In zo’n doppenproject zorgt de mentor voor de raslarfjes, en krijgen de deelnemers advies hoe ze die thuis in een pleegvolk groot kunnen brengen. Een variant ervan is het grootbrengen van larfjes in één gemeenschappelijk samengestelde broedaflegger, en wel onder deskundig toezicht van de teler. Groot voordeel: dat deskundig toezicht –  plus dat ieder die broedramen en bijen heeft ingebracht uiteindelijk een koninginnetje  in eigen volkmeekrijgt. Nadeel: het risico van onderlinge besmetting van de ingebrachte ramen (en afhankelijk van de organisatie: coronabesmetting van de deelnemers).

Voor ervaren imkers:
– de separatormethode zoals beschreven door Hayo Velthuis
– met Nicotsysteem veel moertjes telen

Invoeren

Het invoeren (huisvesten in een volkje) van zelfgeteelde onbevruchte moertjes gebeurt steeds in kleine of verkleinde kastjes, op tijd voorbereid. In de tuin bv. opgesteld wordt ze standbevrucht (F1), in een bevruchtingskastje naar een bevruchtingsstation of inseminator gebracht wordt zij een kostbaar P-moertje.
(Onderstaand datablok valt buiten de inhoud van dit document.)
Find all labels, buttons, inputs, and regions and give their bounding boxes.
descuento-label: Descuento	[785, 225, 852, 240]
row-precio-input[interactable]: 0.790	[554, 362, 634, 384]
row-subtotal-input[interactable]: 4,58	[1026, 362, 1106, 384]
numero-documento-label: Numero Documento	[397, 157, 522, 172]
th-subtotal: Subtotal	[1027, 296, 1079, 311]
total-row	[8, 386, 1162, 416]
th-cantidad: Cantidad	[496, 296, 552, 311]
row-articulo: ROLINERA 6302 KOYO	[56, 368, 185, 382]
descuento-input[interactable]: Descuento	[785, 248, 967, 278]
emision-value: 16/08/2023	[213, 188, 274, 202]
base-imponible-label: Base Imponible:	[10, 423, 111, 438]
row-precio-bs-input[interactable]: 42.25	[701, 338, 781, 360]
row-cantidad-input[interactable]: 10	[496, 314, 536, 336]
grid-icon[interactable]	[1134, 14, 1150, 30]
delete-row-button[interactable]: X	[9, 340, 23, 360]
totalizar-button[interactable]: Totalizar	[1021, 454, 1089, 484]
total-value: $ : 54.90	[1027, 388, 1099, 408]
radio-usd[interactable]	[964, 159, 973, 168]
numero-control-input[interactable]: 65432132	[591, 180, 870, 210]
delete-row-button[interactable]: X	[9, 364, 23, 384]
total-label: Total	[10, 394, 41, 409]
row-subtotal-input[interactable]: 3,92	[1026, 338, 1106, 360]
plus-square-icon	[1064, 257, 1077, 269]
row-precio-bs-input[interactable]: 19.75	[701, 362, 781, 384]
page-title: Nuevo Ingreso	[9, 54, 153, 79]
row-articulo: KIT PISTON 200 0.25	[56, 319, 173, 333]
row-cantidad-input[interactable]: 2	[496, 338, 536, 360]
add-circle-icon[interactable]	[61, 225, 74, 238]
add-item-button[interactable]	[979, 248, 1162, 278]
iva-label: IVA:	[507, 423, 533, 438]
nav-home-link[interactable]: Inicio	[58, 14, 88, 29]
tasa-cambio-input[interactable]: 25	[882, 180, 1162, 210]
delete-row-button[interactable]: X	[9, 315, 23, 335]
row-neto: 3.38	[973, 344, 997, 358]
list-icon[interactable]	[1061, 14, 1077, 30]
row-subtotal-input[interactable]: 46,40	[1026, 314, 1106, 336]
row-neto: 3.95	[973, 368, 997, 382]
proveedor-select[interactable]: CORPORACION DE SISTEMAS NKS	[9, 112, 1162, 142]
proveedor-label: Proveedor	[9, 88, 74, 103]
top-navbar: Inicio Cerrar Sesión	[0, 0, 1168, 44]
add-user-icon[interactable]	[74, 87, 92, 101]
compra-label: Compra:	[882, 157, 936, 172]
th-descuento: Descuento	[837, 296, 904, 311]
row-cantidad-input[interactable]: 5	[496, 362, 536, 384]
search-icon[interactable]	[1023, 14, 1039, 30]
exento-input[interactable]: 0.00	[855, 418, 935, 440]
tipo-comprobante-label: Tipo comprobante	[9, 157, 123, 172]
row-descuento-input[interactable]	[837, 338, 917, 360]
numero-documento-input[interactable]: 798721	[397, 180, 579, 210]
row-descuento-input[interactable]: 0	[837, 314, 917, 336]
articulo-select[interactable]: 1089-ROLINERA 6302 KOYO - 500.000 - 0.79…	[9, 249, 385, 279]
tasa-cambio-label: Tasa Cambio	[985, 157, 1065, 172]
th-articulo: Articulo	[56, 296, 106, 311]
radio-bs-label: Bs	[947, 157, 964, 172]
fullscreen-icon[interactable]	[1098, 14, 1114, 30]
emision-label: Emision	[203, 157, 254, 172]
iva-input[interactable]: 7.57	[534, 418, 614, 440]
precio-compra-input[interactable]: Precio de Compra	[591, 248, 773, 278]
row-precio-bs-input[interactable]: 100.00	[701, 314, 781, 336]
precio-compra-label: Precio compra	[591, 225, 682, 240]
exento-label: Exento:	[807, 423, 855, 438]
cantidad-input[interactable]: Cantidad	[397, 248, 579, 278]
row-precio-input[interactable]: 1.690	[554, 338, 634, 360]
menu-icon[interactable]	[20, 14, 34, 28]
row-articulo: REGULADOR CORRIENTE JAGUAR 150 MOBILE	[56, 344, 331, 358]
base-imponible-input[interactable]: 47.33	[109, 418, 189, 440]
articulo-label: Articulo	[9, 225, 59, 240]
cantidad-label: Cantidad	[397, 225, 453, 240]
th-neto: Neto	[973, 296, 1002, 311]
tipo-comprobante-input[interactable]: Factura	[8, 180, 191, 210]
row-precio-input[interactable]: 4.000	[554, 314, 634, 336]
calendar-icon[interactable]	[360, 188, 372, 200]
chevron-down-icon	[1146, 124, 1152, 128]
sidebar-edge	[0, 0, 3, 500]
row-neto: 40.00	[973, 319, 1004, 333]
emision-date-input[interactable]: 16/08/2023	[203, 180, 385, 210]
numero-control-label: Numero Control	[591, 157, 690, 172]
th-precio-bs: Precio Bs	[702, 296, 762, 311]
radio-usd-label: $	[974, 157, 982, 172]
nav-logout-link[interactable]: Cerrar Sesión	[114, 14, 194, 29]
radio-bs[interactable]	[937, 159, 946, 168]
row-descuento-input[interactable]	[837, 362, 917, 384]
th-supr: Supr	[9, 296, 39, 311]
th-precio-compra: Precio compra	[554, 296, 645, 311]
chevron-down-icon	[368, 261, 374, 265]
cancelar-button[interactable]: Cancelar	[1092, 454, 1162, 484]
Invoeren van zo’n P-moertje is een heel ander verhaal. Lees daarom eerst dit artikel over invoeren van moeren: moer en toekomstig volk(je) moeten op elkaar zijn afgestemd, verder zijn belangrijk: de rijpheid (=leeftijd) van de jonge koningin, de genetische afstand tussen moertje en ontvangend volk, de grootte van dat volk. Ook het seizoen kan een rol spelen.
Hier twee methodes: via een broedloze schudzwerm  – via een  6-raams broedaflegger
Als de moer nog in de EWK zit waarmee ze naar een bevruchtingsstation of naar de inseminator is geweest, én ze legt al goed, dan maak je in een 6-ramer met gaasbodem een broedaflegger van 4 raten. Vervang 1 van de 2 glaasjes van de EWK, en vervang dat door krantenpapier met wat gaatjes; zet de EWK op plaats 5 en 6 (met de krant naar de broedaflegger gekeerd).
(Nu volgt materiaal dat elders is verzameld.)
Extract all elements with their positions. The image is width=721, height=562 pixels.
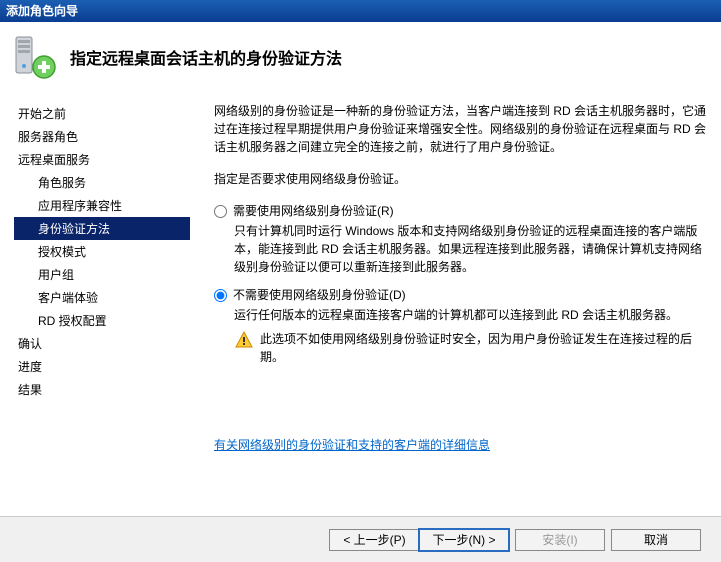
option-no-nla-text: 不需要使用网络级别身份验证(D) [233, 286, 406, 304]
sidebar-item-3[interactable]: 角色服务 [14, 171, 190, 194]
warning-block: 此选项不如使用网络级别身份验证时安全，因为用户身份验证发生在连接过程的后期。 [234, 330, 713, 366]
sidebar-item-0[interactable]: 开始之前 [14, 102, 190, 125]
radio-require-nla[interactable] [214, 205, 227, 218]
sidebar-item-1[interactable]: 服务器角色 [14, 125, 190, 148]
warning-icon [234, 330, 254, 350]
window-titlebar: 添加角色向导 [0, 0, 721, 22]
next-button[interactable]: 下一步(N) > [419, 529, 509, 551]
wizard-sidebar: 开始之前服务器角色远程桌面服务角色服务应用程序兼容性身份验证方法授权模式用户组客… [0, 92, 190, 516]
wizard-content: 开始之前服务器角色远程桌面服务角色服务应用程序兼容性身份验证方法授权模式用户组客… [0, 92, 721, 516]
prev-button[interactable]: < 上一步(P) [329, 529, 419, 551]
window-title: 添加角色向导 [6, 4, 78, 18]
sidebar-item-5[interactable]: 身份验证方法 [14, 217, 190, 240]
cancel-button[interactable]: 取消 [611, 529, 701, 551]
page-title: 指定远程桌面会话主机的身份验证方法 [70, 45, 342, 69]
more-info-link[interactable]: 有关网络级别的身份验证和支持的客户端的详细信息 [214, 436, 490, 454]
server-icon [10, 33, 58, 81]
sidebar-item-2[interactable]: 远程桌面服务 [14, 148, 190, 171]
install-button: 安装(I) [515, 529, 605, 551]
option-no-nla: 不需要使用网络级别身份验证(D) 运行任何版本的远程桌面连接客户端的计算机都可以… [214, 286, 713, 366]
option-no-nla-desc: 运行任何版本的远程桌面连接客户端的计算机都可以连接到此 RD 会话主机服务器。 [234, 306, 713, 324]
sidebar-item-8[interactable]: 客户端体验 [14, 286, 190, 309]
option-require-nla-label[interactable]: 需要使用网络级别身份验证(R) [214, 202, 713, 220]
sidebar-item-11[interactable]: 进度 [14, 355, 190, 378]
option-require-nla-desc: 只有计算机同时运行 Windows 版本和支持网络级别身份验证的远程桌面连接的客… [234, 222, 713, 276]
sidebar-item-4[interactable]: 应用程序兼容性 [14, 194, 190, 217]
option-no-nla-label[interactable]: 不需要使用网络级别身份验证(D) [214, 286, 713, 304]
wizard-footer: < 上一步(P) 下一步(N) > 安装(I) 取消 [0, 516, 721, 562]
wizard-header: 指定远程桌面会话主机的身份验证方法 [0, 22, 721, 92]
option-require-nla: 需要使用网络级别身份验证(R) 只有计算机同时运行 Windows 版本和支持网… [214, 202, 713, 276]
wizard-main: 网络级别的身份验证是一种新的身份验证方法，当客户端连接到 RD 会话主机服务器时… [190, 92, 721, 516]
warning-text: 此选项不如使用网络级别身份验证时安全，因为用户身份验证发生在连接过程的后期。 [260, 330, 713, 366]
prompt-text: 指定是否要求使用网络级身份验证。 [214, 170, 713, 188]
sidebar-item-7[interactable]: 用户组 [14, 263, 190, 286]
intro-text: 网络级别的身份验证是一种新的身份验证方法，当客户端连接到 RD 会话主机服务器时… [214, 102, 713, 156]
sidebar-item-10[interactable]: 确认 [14, 332, 190, 355]
sidebar-item-9[interactable]: RD 授权配置 [14, 309, 190, 332]
nav-button-group: < 上一步(P) 下一步(N) > [329, 529, 509, 551]
sidebar-item-6[interactable]: 授权模式 [14, 240, 190, 263]
sidebar-item-12[interactable]: 结果 [14, 378, 190, 401]
radio-no-nla[interactable] [214, 289, 227, 302]
option-require-nla-text: 需要使用网络级别身份验证(R) [233, 202, 394, 220]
Ombouwen van huis-tuin-en-keukenbijen naar Carnica

  • Via een rijpe Carnicadop en een hopeloos moerloos gemaakte broedaflegger met veel jonge bijen.
  • Via een broedloze veger (kunstzwerm koningin met bijen en voer).

Uitbouwen

Lees hier hoe je je zesramer met zelfgeteelde F1 uitbouwt tot een productievolk


Een teler van rasbijen let op de moer én de darren: de bevruchting

Voor raszuivere aankopen en dito bevruchting kijken Carnicatelers naar binnen- én buitenland, vooral naar Noordwest-Duitsland, dichtbij en met een soortgelijk klimaat en landschap. Jaarlijks wordt een flink aantal bevruchtingskastjes naar bevruchtingsstations op Duitse Waddeneilanden gebracht. Uit Slovenië en Oostenrijk worden ook wel P-moeren besteld.
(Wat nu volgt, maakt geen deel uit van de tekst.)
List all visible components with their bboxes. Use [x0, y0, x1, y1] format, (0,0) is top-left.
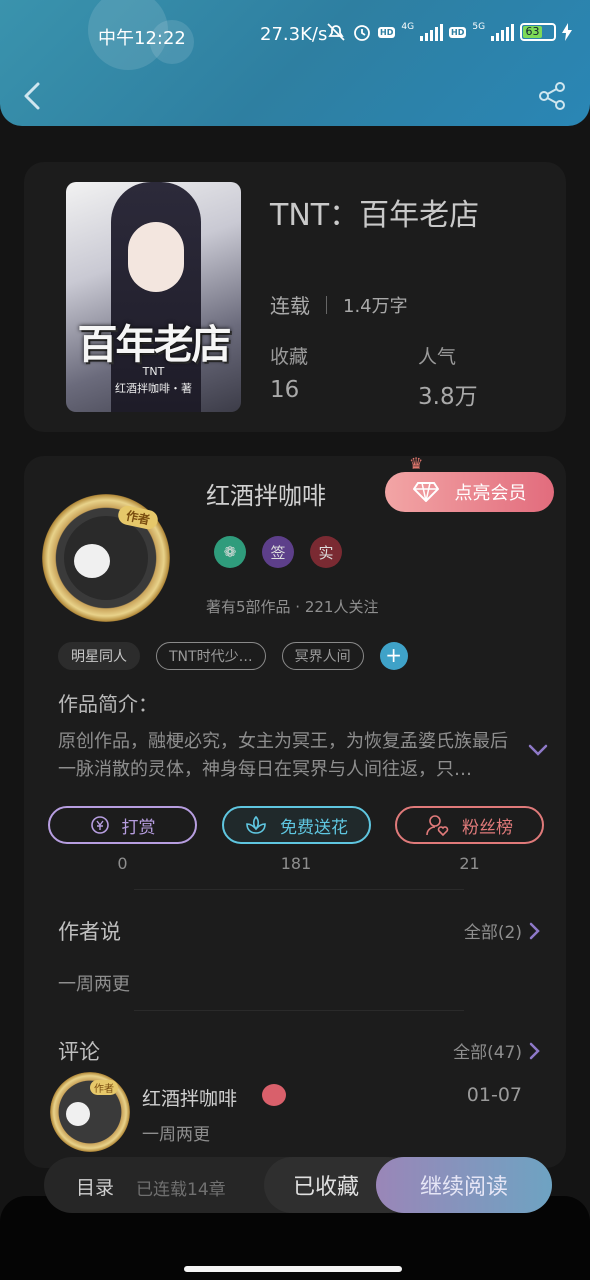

In Nederland zijn er Carnica-teeltstations op Schiermonnikoog en in Zeeuws-Vlaanderen (nl. het Belgische station ‘Kreverhille’). Een Carnica-bevruchtingsstation is er op Vlieland (beheerd door ‘Schier‘) en ook een in Ossenisse (Zeeuws-Vlaanderen) (beheerd door  ‘Kreverhille’).
Ook via kunstmatige inseminatie (KI) met raszuivere darren verkrijgt men P-koninginnen. KI binnen Nederland heeft als voordeel dat daarvoor niet zover gereisd hoeft te worden met de jonge koninginnen. Nog belangrijker is dat de slagingskans niet van het weer afhangt. En ze ligt in het algemeen hoog.

Bij elke gecontroleerde bevruchting moeten de ouderdieren natuurlijk goed op elkaar zijn afgestemd, bijvoorbeeld om inteelt te voorkomen.

Selectie

De eigenschappen en de kwaliteit van een bijenvolk worden beïnvloed door de imker. Maar de koningin, met het sperma in haar spermatheca, is het belangrijkst. Bedenk: ook raszuivere Carnicakoninginnen zijn niet allemaal hetzelfde! Daarom is koninginnenteelt en selectie op eigenschappen en kwaliteit (ook aan de darrenkant) erg belangrijk; sperma maakt immers de helft uit van het genetisch materiaal van de moer.
Selectie van teeltvolken kan ‘op het oog’, maar kan statistisch worden ondersteund met wetenschappelijke kennis uit het gebied van de landbouwhuisdieren. Een aantal Carnicatelers, verenigd in de Werkgroep Beebreed Nederland, maakt daar met succes gebruik van.